10 Post author: snarles 19 October 2015 08:50PM

You are viewing a comment permalink. View the original post to see all comments and the full post content.

Comments (58)

You are viewing a single comment's thread. Show more comments above.

Comment author: snarles 20 October 2015 09:36:50PM *  0 points [-]

I didn't reply to your other comment because although you are making valid points, you have veered off-topic since your initial comment. The question of "which observations to make?" is not a question of inference but rather one of experimental design. If you think this question is relevant to the discussion, it means that you neither understand the original post nor my reply to your initial comment. The questions I am asking have to do with what to infer after the observations have already been made.

Comment author: RichardKennaway 23 October 2015 03:54:45PM 1 point [-]

Ok. So the scenario is that you are sampling only from the population f(X)=1. Can you exhibit a simple example of the scenario in the section "A non-parametric Bayesian approach" with an explicit, simple class of functions g and distribution over them, for which the proposed procedure arrives at a better estimate of E[ Y | f(X)=1 ] than the sample average?

Is the idea that it is intended to demonstrate, simply that prior knowledge about the joint distribution of X and Y would, combined with the sample, give a better estimate than the sample alone?

Comment author: snarles 23 October 2015 04:03:13PM *  0 points [-]

Ok. So the scenario is that you are sampling only from the population f(X)=1.

EDIT: Correct, but you should not be too hung up on the issue of conditional sampling. The scenario would not change if we were sampling from the whole population. The important point is that we are trying to estimate a conditional mean of the form E[Y|f(X)=1]. This is a concept commonly seen in statistics. For example, the goal of non-parametric regression is to estimate a curve defined by f(x) = E[Y|X=x].

Can you exhibit a simple example of the scenario in the section "A non-parametric Bayesian approach" with an explicit, simple class of functions g and distribution over them, for which the proposed procedure arrives at a better estimate of E[ Y | f(X)=1 ] than the sample average?

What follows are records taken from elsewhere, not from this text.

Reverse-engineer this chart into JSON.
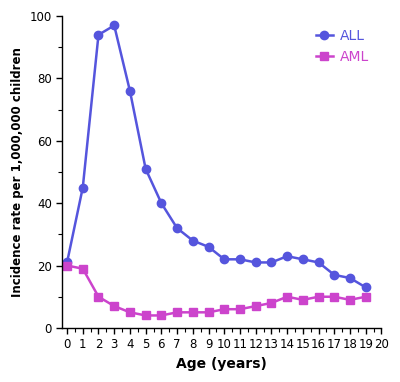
{
  "ages": [
    0,
    1,
    2,
    3,
    4,
    5,
    6,
    7,
    8,
    9,
    10,
    11,
    12,
    13,
    14,
    15,
    16,
    17,
    18,
    19
  ],
  "ALL": [
    21,
    45,
    94,
    97,
    76,
    51,
    40,
    32,
    28,
    26,
    22,
    22,
    21,
    21,
    23,
    22,
    21,
    17,
    16,
    13
  ],
  "AML": [
    20,
    19,
    10,
    7,
    5,
    4,
    4,
    5,
    5,
    5,
    6,
    6,
    7,
    8,
    10,
    9,
    10,
    10,
    9,
    10
  ],
  "ALL_color": "#5555dd",
  "AML_color": "#cc44cc",
  "xlabel": "Age (years)",
  "ylabel": "Incidence rate per 1,000,000 children",
  "ylim": [
    0,
    100
  ],
  "xlim": [
    -0.3,
    20
  ],
  "xticks": [
    0,
    1,
    2,
    3,
    4,
    5,
    6,
    7,
    8,
    9,
    10,
    11,
    12,
    13,
    14,
    15,
    16,
    17,
    18,
    19,
    20
  ],
  "yticks": [
    0,
    20,
    40,
    60,
    80,
    100
  ],
  "legend_labels": [
    "ALL",
    "AML"
  ],
  "ALL_marker": "o",
  "AML_marker": "s",
  "figsize": [
    4.0,
    3.82
  ],
  "dpi": 100
}
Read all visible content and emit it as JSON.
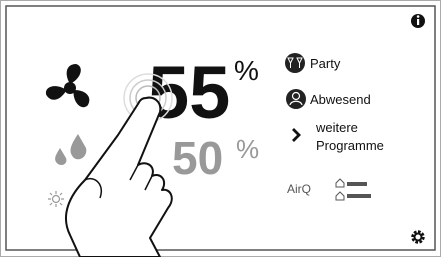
{
  "fan": {
    "value": "55",
    "unit": "%"
  },
  "humidity": {
    "value": "50",
    "unit": "%"
  },
  "programs": [
    "Party",
    "Abwesend"
  ],
  "more_programs": [
    "weitere",
    "Programme"
  ],
  "air_quality": {
    "label": "AirQ"
  }
}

The example I gave in my first reply (where g(x) is known to be either one of two known functions h(x) or j(x)) can easily be extended into the kind of fully specified counterexample you are looking for: I'm not going to bother to do it, because it's very tedious to write out and it's frankly a homework-level problem.

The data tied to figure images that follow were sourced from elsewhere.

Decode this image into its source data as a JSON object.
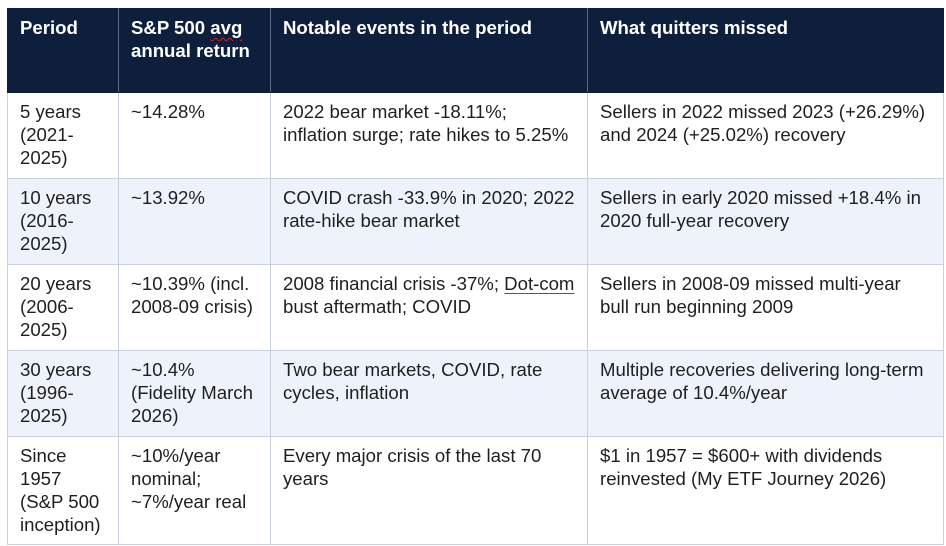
{
  "table": {
    "headers": {
      "period": "Period",
      "return_prefix": "S&P 500 ",
      "return_avg": "avg",
      "return_suffix": "annual return",
      "events": "Notable events in the period",
      "missed": "What quitters missed"
    },
    "rows": [
      {
        "period": "5 years (2021-2025)",
        "return": "~14.28%",
        "events": "2022 bear market -18.11%; inflation surge; rate hikes to 5.25%",
        "missed": "Sellers in 2022 missed 2023 (+26.29%) and 2024 (+25.02%) recovery"
      },
      {
        "period": "10 years (2016-2025)",
        "return": "~13.92%",
        "events": "COVID crash -33.9% in 2020; 2022 rate-hike bear market",
        "missed": "Sellers in early 2020 missed +18.4% in 2020 full-year recovery"
      },
      {
        "period": "20 years (2006-2025)",
        "return": "~10.39% (incl. 2008-09 crisis)",
        "events_before": "2008 financial crisis -37%; ",
        "events_link": "Dot-com",
        "events_after": " bust aftermath; COVID",
        "missed": "Sellers in 2008-09 missed multi-year bull run beginning 2009"
      },
      {
        "period": "30 years (1996-2025)",
        "return": "~10.4% (Fidelity March 2026)",
        "events": "Two bear markets, COVID, rate cycles, inflation",
        "missed": "Multiple recoveries delivering long-term average of 10.4%/year"
      },
      {
        "period": "Since 1957 (S&P 500 inception)",
        "return_line1": "~10%/year nominal;",
        "return_line2": "~7%/year real",
        "events": "Every major crisis of the last 70 years",
        "missed": "$1 in 1957 = $600+ with dividends reinvested (My ETF Journey 2026)"
      }
    ]
  }
}
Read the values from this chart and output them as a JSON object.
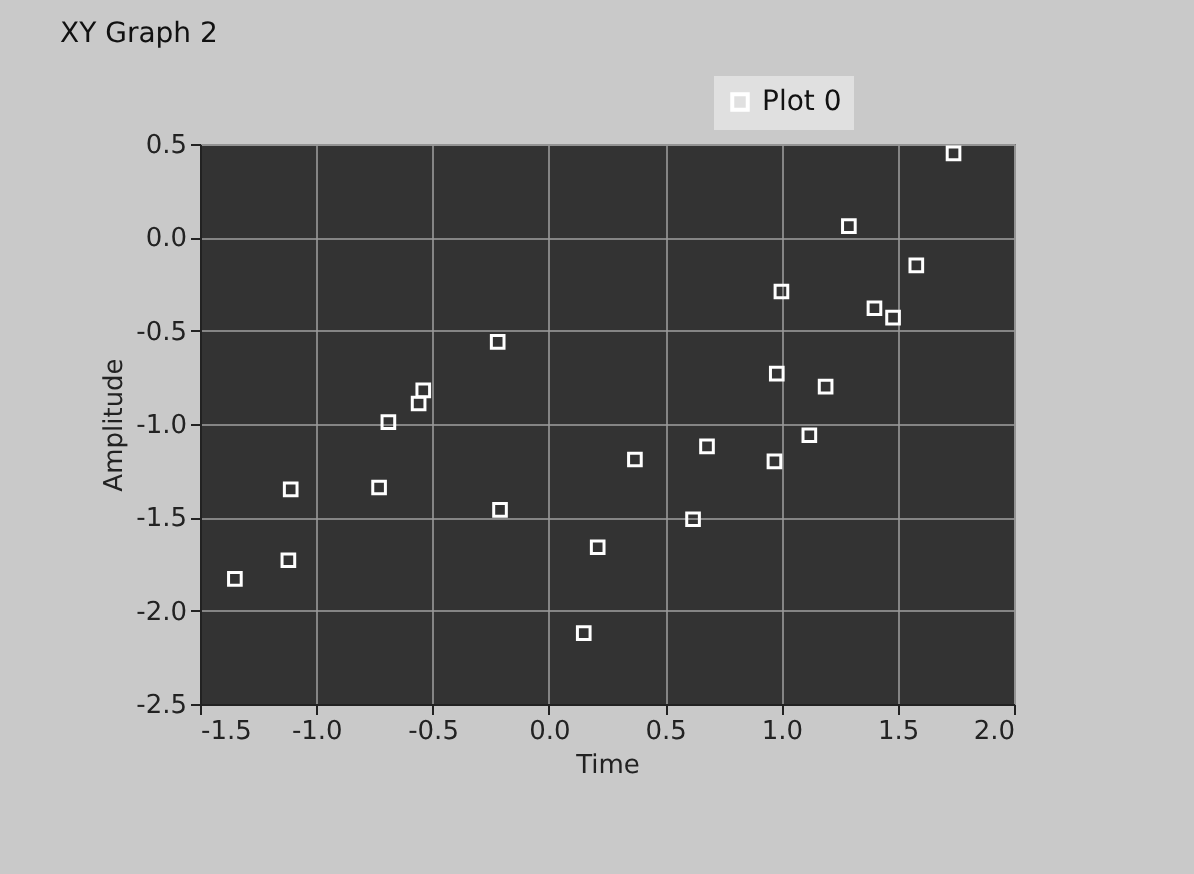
{
  "chart_data": {
    "type": "scatter",
    "title": "XY Graph 2",
    "xlabel": "Time",
    "ylabel": "Amplitude",
    "xlim": [
      -1.5,
      2.0
    ],
    "ylim": [
      -2.5,
      0.5
    ],
    "xticks": [
      -1.5,
      {
        "value": -1,
        "label": "-1.0"
      },
      -0.5,
      {
        "value": 0,
        "label": "0.0"
      },
      0.5,
      {
        "value": 1,
        "label": "1.0"
      },
      1.5,
      {
        "value": 2,
        "label": "2.0"
      }
    ],
    "yticks": [
      -2.5,
      {
        "value": -2,
        "label": "-2.0"
      },
      -1.5,
      {
        "value": -1,
        "label": "-1.0"
      },
      -0.5,
      {
        "value": 0,
        "label": "0.0"
      },
      0.5
    ],
    "grid": true,
    "legend": "top right",
    "marker": "square",
    "series": [
      {
        "name": "Plot 0",
        "color": "#ffffff",
        "x": [
          -1.35,
          -1.11,
          -1.12,
          -0.73,
          -0.69,
          -0.56,
          -0.54,
          -0.22,
          -0.21,
          0.15,
          0.21,
          0.37,
          0.62,
          0.68,
          0.97,
          0.98,
          1.0,
          1.12,
          1.19,
          1.29,
          1.4,
          1.48,
          1.58,
          1.74
        ],
        "values": [
          -1.83,
          -1.35,
          -1.73,
          -1.34,
          -0.99,
          -0.89,
          -0.82,
          -0.56,
          -1.46,
          -2.12,
          -1.66,
          -1.19,
          -1.51,
          -1.12,
          -1.2,
          -0.73,
          -0.29,
          -1.06,
          -0.8,
          0.06,
          -0.38,
          -0.43,
          -0.15,
          0.45
        ]
      }
    ]
  }
}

Is the idea that it is intended to demonstrate, simply that prior knowledge about the joint distribution of X and Y would, combined with the sample, give a better estimate than the sample alone?

The fact that prior information can improve your estimate is already well-known to statisticians. But statisticians disagree on whether or not you should try to model your prior information in the form of a Bayesian model. Some Bayesians have expressed the opinion that one should always do so. This post, along with Wasserman/Robbins/Ritov's paper, provides counterexamples where the full non-parametric Bayesian model gives much worse results than the "naive" approach which ignores the prior.

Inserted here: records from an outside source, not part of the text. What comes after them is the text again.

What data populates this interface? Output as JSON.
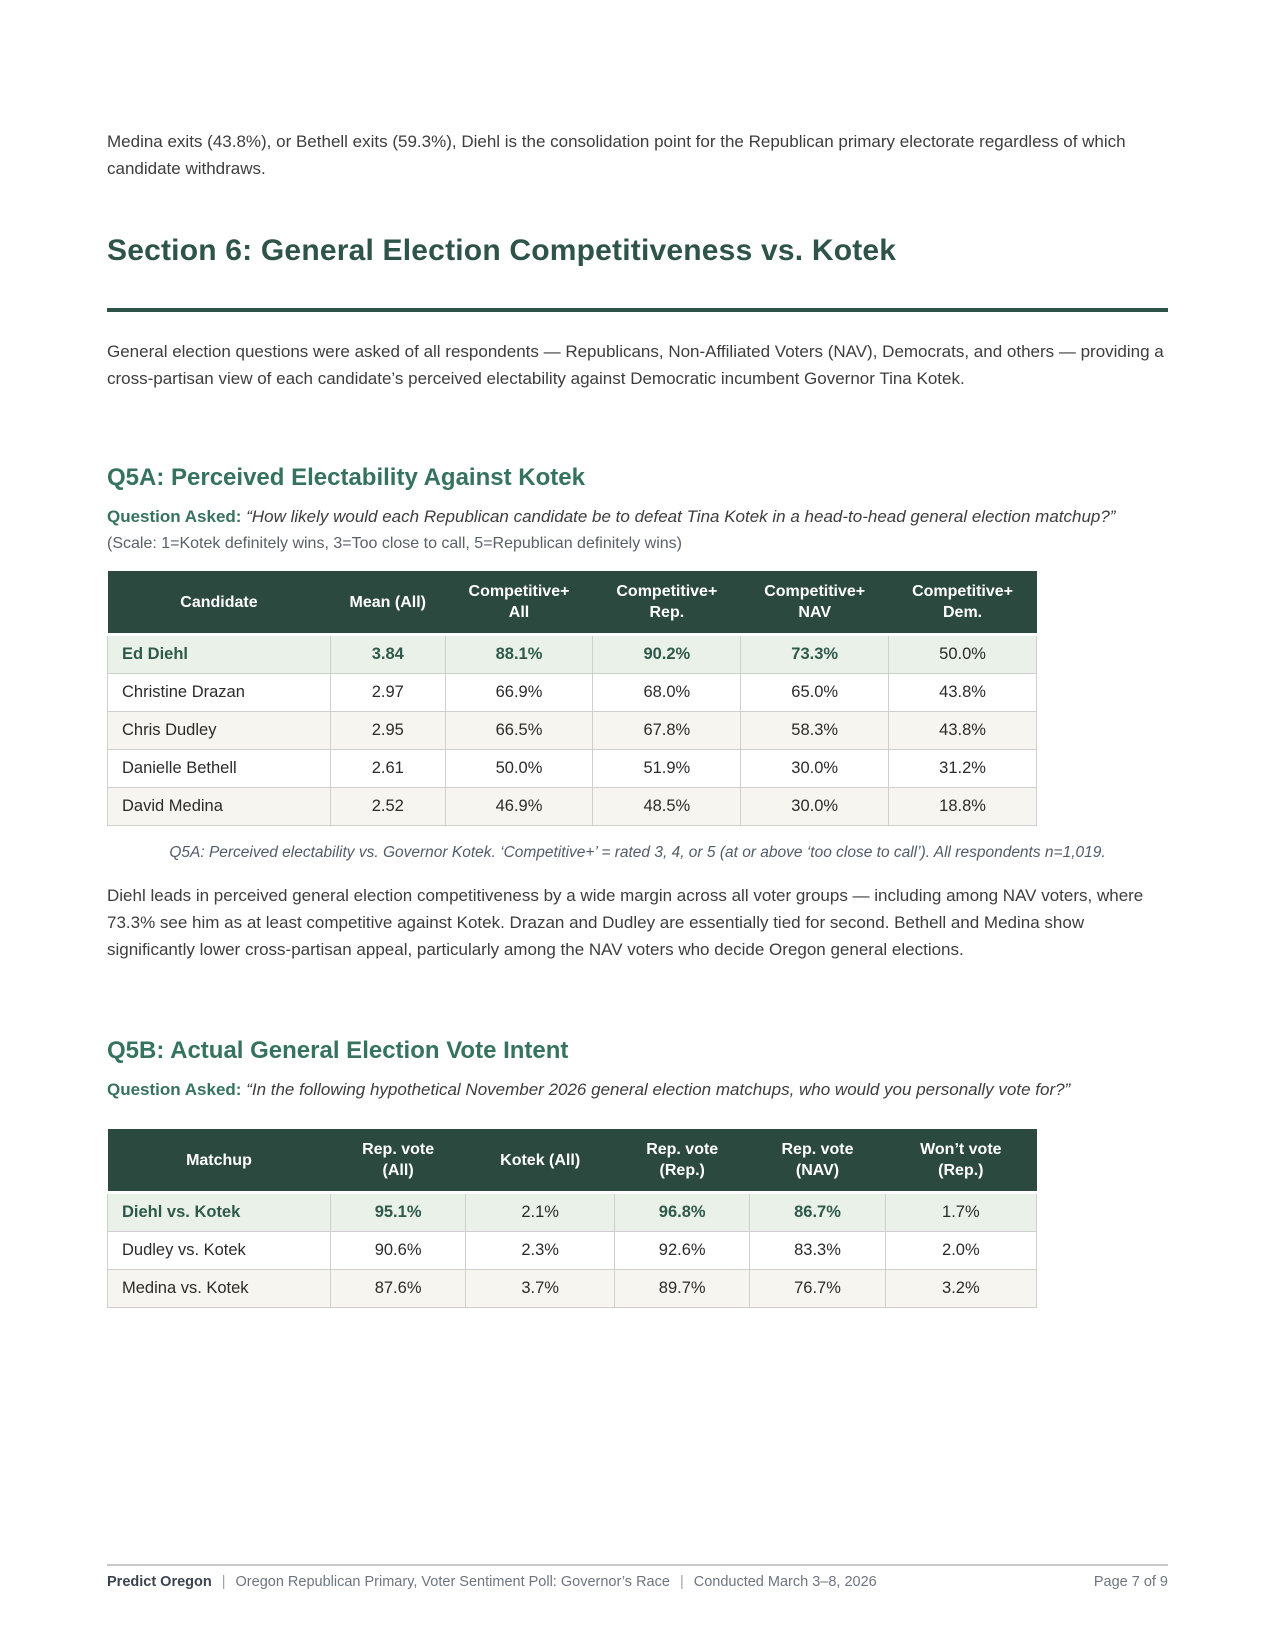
{
  "intro_paragraph": "Medina exits (43.8%), or Bethell exits (59.3%), Diehl is the consolidation point for the Republican primary electorate regardless of which candidate withdraws.",
  "section": {
    "title": "Section 6: General Election Competitiveness vs. Kotek",
    "intro": "General election questions were asked of all respondents — Republicans, Non-Affiliated Voters (NAV), Democrats, and others — providing a cross-partisan view of each candidate’s perceived electability against Democratic incumbent Governor Tina Kotek."
  },
  "q5a": {
    "heading": "Q5A: Perceived Electability Against Kotek",
    "question_label": "Question Asked:",
    "question": "“How likely would each Republican candidate be to defeat Tina Kotek in a head-to-head general election matchup?”",
    "scale_note": "(Scale: 1=Kotek definitely wins, 3=Too close to call, 5=Republican definitely wins)",
    "table": {
      "headers": [
        "Candidate",
        "Mean (All)",
        "Competitive+\nAll",
        "Competitive+\nRep.",
        "Competitive+\nNAV",
        "Competitive+\nDem."
      ],
      "rows": [
        {
          "cells": [
            "Ed Diehl",
            "3.84",
            "88.1%",
            "90.2%",
            "73.3%",
            "50.0%"
          ],
          "highlight": true,
          "green_cells": [
            0,
            1,
            2,
            3,
            4
          ]
        },
        {
          "cells": [
            "Christine Drazan",
            "2.97",
            "66.9%",
            "68.0%",
            "65.0%",
            "43.8%"
          ],
          "highlight": false,
          "green_cells": []
        },
        {
          "cells": [
            "Chris Dudley",
            "2.95",
            "66.5%",
            "67.8%",
            "58.3%",
            "43.8%"
          ],
          "highlight": false,
          "green_cells": []
        },
        {
          "cells": [
            "Danielle Bethell",
            "2.61",
            "50.0%",
            "51.9%",
            "30.0%",
            "31.2%"
          ],
          "highlight": false,
          "green_cells": []
        },
        {
          "cells": [
            "David Medina",
            "2.52",
            "46.9%",
            "48.5%",
            "30.0%",
            "18.8%"
          ],
          "highlight": false,
          "green_cells": []
        }
      ],
      "caption": "Q5A: Perceived electability vs. Governor Kotek. ‘Competitive+’ = rated 3, 4, or 5 (at or above ‘too close to call’). All respondents n=1,019."
    },
    "analysis": "Diehl leads in perceived general election competitiveness by a wide margin across all voter groups — including among NAV voters, where 73.3% see him as at least competitive against Kotek. Drazan and Dudley are essentially tied for second. Bethell and Medina show significantly lower cross-partisan appeal, particularly among the NAV voters who decide Oregon general elections."
  },
  "q5b": {
    "heading": "Q5B: Actual General Election Vote Intent",
    "question_label": "Question Asked:",
    "question": "“In the following hypothetical November 2026 general election matchups, who would you personally vote for?”",
    "table": {
      "headers": [
        "Matchup",
        "Rep. vote\n(All)",
        "Kotek (All)",
        "Rep. vote\n(Rep.)",
        "Rep. vote\n(NAV)",
        "Won’t vote\n(Rep.)"
      ],
      "rows": [
        {
          "cells": [
            "Diehl vs. Kotek",
            "95.1%",
            "2.1%",
            "96.8%",
            "86.7%",
            "1.7%"
          ],
          "highlight": true,
          "green_cells": [
            0,
            1,
            3,
            4
          ]
        },
        {
          "cells": [
            "Dudley vs. Kotek",
            "90.6%",
            "2.3%",
            "92.6%",
            "83.3%",
            "2.0%"
          ],
          "highlight": false,
          "green_cells": []
        },
        {
          "cells": [
            "Medina vs. Kotek",
            "87.6%",
            "3.7%",
            "89.7%",
            "76.7%",
            "3.2%"
          ],
          "highlight": false,
          "green_cells": []
        }
      ]
    }
  },
  "footer": {
    "brand": "Predict Oregon",
    "separator": "|",
    "doc_title": "Oregon Republican Primary, Voter Sentiment Poll: Governor’s Race",
    "conducted": "Conducted March 3–8, 2026",
    "page_info": "Page 7 of 9"
  },
  "colors": {
    "heading_green": "#36735e",
    "section_green": "#2e5349",
    "table_header_bg": "#2c4940",
    "highlight_row_bg": "#e9f1e9",
    "highlight_text": "#2f5a4b",
    "alt_row_bg": "#f7f5ef"
  }
}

Comment author: RichardKennaway 23 October 2015 06:53:00PM 0 points [-]

The example I gave in my first reply (where g(x) is known to be either one of two known functions h(x) or j(x)) can easily be extended into the kind of fully specified counterexample you are looking for

That looks like a parametric model. There is one parameter, a binary variable that chooses h or j. A belief about that parameter is a probability p that h is the function. Yes, I can see that updating p on sight of the data may give a better estimate of E[Y|f(X)=1], which is known a priori to be either h(1) or j(1).

I expect it would be similar for small numbers of parameters also, such as a linear relationship between X and Y. Using the whole sample should improve on only looking at the subsample around f(X)=1.

However, in the nonparametric case (I think you are arguing) this goes wrong. The sample size is not large enough to estimate a model that gives a narrow estimate of E[Y|f(X)=1]. Am I understanding you yet?

It seems to me that the problem arises even before getting to the nonparametric case. If a parametric model has too many parameters to estimate from the sample, and the model predictions are everywhere sensitive to all of the parameters (so it cannot be approximated by any simpler model) then trying to estimate E[Y|f(X)=1] by first fitting the model, then predicting from the model, will also not work.

It so clearly will not work that it must be a wrong thing to do. It is not yet clear to me that a Bayesian statistician must do it anyway. The set {Y|f(X)=1} conveys information about E[Y|f(X)=1] directly, independently of the true model (assumed for the purpose of this discussion to be within the model space being considered). Estimating it via fitting a model ignores that information. Is there no Bayesian method of using it?

A partial answer to your question:

So if the prior is weak (as it is in my main post) you don't model the function, and if the prior is strong, you model the function (and therefore make use of all the observations)? Where do you draw the line?

would be that the less the model helps, the less attention you pay it relative to calculating Mean{Y|f(X)=1}. I don't have a mathematical formulation of how to do that though.